Los últimos meses de 1893, sin la presencia del carisma y la apertura de miras del obispo Grau, fueron agitados en la ciudad, con partidarios y detractores del palacio a medio terminar. Y las discusiones de Gaudí con el vicario y el Cabildo debieron de ser sonadas. Ramón Carnicer en las primeras páginas de su libro autobiográfico, Friso Menor, cuenta el papel desempeñado por su familia en Astorga (de donde era natural su madre), tanto en el aspecto empresarial, en calidad de dueños de la gran fábrica de curtidos aledaña a la iglesia de San Andrés (la finca al lado del Cabildo), como en la política municipal. De su abuelo Ricardo, que gestionaba la empresa con su hermano Domingo, narra esta conversación, previa al abandono definitivo de Gaudí, de la ciudad y de la dirección del Palacio: “El abuelo Ricardo, se decía en casa, era hombre generoso, dramatizante a veces, con grandes aptitudes para lo cómico, suscitador de armonías. En el paseo de la muralla astorgana terció un día para que el vicario de la diócesis, vacante por el obispo catalán Grau Vallespinós, y el arquitecto Gaudí, iniciador por encargo del obispo fallecido del palacio episcopal, no se trabaran a pescozones y puntapiés tras los insultos en que se enzarzaron por desacuerdo entre lo mucho que costaba la obra y la alarmada tacañería del vicario. Como es bien sabido, Gaudí se cansó de la pugna y abandonó la obra”.
Gaudí era un hombre temperamental, tanto para levantar una y otra vez, como Sísifo, la bóveda esferoidal del pórtico, inspirada según don Luis en el conopeo del Sagrario catedralicio, como para no perdonar tanto desaire. La leve inscripción de un obispo, JOANNES, y los tres ángeles, nos recordarán siempre cuán maligna es la torpeza.

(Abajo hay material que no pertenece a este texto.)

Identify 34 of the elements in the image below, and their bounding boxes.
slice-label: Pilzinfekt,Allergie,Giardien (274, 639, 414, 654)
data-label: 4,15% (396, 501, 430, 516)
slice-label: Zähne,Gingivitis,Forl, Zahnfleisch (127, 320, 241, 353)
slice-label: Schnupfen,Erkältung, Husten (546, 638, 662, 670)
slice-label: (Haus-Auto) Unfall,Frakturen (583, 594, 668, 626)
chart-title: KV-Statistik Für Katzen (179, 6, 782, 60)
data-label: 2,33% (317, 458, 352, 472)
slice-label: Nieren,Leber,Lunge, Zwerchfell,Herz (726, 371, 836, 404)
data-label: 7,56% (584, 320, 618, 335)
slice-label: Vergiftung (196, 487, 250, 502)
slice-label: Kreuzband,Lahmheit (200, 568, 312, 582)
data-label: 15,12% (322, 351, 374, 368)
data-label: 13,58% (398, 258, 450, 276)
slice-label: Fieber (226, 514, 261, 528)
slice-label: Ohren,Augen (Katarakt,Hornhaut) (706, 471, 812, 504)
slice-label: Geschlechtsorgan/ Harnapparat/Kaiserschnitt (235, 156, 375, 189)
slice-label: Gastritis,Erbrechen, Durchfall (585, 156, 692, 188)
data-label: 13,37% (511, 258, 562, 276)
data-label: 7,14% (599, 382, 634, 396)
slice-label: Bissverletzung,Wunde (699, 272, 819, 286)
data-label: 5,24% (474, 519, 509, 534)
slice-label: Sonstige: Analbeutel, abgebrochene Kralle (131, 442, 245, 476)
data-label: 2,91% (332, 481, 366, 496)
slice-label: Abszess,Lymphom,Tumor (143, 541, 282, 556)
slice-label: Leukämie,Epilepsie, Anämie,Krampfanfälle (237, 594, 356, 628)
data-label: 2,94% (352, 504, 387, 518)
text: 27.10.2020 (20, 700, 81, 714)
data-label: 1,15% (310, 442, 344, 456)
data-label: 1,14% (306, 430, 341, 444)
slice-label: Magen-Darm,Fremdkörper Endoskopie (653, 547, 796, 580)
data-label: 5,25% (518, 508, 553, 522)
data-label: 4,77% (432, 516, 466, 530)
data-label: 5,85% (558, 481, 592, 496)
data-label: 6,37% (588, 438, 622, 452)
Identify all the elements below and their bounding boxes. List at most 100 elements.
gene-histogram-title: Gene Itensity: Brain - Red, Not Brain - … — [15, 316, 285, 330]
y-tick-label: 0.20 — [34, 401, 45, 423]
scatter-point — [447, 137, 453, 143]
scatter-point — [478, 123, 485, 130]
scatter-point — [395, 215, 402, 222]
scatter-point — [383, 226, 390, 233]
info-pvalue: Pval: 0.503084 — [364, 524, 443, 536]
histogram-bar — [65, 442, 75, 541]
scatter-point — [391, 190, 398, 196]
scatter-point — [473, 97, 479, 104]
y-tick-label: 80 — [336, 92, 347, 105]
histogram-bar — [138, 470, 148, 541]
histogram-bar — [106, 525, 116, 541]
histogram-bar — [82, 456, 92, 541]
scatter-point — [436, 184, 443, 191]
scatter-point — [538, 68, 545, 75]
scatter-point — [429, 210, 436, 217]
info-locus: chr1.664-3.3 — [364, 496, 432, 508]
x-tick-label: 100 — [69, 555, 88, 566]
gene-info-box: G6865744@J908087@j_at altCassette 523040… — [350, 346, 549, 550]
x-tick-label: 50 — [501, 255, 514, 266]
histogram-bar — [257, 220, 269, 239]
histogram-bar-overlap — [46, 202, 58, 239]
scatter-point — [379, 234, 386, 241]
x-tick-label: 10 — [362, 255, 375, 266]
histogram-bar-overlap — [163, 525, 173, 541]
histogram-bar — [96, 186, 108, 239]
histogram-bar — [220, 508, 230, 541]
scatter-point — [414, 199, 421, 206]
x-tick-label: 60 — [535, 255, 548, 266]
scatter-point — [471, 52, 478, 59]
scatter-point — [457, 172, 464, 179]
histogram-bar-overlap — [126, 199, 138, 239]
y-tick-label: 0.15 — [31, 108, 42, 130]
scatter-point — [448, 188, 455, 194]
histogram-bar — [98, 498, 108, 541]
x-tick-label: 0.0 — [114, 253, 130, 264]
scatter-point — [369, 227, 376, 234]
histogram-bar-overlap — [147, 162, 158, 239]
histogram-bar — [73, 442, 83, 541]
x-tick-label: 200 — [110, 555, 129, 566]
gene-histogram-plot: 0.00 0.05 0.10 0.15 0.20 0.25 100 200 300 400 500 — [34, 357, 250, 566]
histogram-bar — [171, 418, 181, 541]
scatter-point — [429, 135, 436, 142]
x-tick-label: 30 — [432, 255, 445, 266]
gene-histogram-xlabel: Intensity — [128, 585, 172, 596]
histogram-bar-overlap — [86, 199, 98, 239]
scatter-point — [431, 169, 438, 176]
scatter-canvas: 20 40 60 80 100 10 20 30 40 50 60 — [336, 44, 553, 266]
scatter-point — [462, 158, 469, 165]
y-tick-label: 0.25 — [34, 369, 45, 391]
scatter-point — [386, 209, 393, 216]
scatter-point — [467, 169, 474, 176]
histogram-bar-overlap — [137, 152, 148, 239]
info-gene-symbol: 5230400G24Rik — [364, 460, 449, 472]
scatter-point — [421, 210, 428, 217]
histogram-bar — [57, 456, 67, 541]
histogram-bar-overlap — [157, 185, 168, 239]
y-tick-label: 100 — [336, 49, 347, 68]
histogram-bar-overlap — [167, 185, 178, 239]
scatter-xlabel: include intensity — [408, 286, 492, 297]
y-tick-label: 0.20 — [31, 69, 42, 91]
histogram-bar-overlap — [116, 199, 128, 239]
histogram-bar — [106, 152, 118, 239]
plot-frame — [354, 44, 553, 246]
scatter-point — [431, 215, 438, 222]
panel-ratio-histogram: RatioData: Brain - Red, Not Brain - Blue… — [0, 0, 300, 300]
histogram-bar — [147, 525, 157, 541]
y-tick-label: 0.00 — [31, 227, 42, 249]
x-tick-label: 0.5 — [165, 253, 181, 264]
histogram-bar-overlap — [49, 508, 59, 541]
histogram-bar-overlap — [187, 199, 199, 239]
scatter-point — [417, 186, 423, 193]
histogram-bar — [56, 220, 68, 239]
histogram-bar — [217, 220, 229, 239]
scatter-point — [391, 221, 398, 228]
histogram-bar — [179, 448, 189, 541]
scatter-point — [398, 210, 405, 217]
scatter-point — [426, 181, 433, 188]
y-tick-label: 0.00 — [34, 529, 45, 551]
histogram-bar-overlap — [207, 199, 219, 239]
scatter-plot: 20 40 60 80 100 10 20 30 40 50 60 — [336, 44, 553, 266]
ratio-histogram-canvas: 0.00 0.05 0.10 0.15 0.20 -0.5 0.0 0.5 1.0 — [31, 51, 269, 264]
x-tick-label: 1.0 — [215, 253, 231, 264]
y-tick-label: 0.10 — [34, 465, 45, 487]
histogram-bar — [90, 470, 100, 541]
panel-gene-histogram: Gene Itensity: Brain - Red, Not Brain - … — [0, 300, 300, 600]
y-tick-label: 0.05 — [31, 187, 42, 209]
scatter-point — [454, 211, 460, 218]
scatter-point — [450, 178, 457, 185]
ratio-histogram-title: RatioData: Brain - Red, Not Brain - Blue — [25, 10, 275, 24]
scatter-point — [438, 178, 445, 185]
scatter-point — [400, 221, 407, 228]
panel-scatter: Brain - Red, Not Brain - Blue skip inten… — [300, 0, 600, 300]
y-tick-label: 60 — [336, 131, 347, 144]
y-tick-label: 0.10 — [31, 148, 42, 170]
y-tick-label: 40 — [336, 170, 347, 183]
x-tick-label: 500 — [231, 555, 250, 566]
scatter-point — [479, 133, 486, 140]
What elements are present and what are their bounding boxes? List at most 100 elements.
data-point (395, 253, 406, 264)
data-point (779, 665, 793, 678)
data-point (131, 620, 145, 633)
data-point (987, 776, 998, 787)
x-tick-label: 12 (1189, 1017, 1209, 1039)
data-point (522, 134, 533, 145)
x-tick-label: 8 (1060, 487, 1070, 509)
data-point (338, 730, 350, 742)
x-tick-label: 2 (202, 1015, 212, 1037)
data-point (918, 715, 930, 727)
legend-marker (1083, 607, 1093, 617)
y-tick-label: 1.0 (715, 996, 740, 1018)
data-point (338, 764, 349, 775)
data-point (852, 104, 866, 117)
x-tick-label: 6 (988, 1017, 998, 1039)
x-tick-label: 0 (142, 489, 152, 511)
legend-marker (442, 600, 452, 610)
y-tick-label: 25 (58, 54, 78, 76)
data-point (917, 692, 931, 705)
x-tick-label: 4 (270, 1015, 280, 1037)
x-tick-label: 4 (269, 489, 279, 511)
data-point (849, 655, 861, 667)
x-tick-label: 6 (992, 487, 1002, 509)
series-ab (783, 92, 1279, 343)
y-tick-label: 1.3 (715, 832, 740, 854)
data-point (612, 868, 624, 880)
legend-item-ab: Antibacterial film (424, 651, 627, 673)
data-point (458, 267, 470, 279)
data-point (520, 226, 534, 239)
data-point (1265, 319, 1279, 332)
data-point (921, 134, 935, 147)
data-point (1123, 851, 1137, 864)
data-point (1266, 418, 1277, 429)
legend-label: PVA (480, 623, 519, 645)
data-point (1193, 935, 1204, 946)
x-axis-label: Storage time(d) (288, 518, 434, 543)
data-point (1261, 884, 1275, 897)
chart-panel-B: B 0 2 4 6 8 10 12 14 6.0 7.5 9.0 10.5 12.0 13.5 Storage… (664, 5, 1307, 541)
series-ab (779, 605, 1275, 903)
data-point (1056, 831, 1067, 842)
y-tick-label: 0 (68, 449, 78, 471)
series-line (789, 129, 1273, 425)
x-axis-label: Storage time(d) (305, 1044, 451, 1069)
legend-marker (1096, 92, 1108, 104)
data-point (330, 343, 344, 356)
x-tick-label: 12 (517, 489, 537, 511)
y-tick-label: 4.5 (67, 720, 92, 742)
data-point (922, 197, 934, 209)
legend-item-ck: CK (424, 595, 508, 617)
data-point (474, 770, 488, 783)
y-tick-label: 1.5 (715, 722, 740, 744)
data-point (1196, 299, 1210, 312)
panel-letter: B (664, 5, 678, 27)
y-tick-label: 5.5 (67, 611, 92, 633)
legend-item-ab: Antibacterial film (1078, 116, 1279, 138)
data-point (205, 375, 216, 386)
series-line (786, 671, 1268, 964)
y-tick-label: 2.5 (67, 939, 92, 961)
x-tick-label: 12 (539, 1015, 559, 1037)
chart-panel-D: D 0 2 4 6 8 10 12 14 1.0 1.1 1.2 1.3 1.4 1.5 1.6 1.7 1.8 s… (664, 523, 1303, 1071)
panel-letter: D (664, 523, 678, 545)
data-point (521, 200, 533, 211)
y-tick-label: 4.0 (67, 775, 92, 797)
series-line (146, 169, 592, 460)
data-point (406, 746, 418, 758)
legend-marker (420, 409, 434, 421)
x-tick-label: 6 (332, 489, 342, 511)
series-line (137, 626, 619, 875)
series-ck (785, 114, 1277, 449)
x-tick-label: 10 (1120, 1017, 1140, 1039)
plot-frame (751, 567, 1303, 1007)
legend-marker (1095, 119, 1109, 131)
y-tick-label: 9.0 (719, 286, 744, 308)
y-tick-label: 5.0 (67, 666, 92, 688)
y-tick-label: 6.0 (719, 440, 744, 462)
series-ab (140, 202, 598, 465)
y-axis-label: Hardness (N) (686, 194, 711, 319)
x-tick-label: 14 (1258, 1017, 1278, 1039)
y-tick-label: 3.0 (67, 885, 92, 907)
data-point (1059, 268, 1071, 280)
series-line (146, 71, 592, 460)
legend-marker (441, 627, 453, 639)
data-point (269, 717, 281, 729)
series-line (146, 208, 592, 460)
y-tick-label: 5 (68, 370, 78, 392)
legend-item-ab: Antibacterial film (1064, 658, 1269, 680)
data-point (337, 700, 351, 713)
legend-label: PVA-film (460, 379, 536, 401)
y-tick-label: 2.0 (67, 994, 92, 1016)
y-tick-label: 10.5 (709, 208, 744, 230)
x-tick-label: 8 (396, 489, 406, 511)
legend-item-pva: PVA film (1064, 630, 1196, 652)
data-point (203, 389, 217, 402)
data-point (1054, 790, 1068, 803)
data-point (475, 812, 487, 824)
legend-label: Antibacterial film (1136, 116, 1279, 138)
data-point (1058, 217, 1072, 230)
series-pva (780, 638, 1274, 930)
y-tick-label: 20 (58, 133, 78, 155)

Nota: acerca de la documentación sobre los ángeles, se han aportado nuevos datos con posterioridad, y se ha corregido la fecha de envío. Rezaba con anterioridad el final del primer párrafo: "Exiliados de lo que debería haber sido su soporte natural, tampoco han merecido sesudos estudios, poco más que la datación de la fábrica de su fundición, Real Compañía Asturiana de Minas, y su tardío envío, 1913.".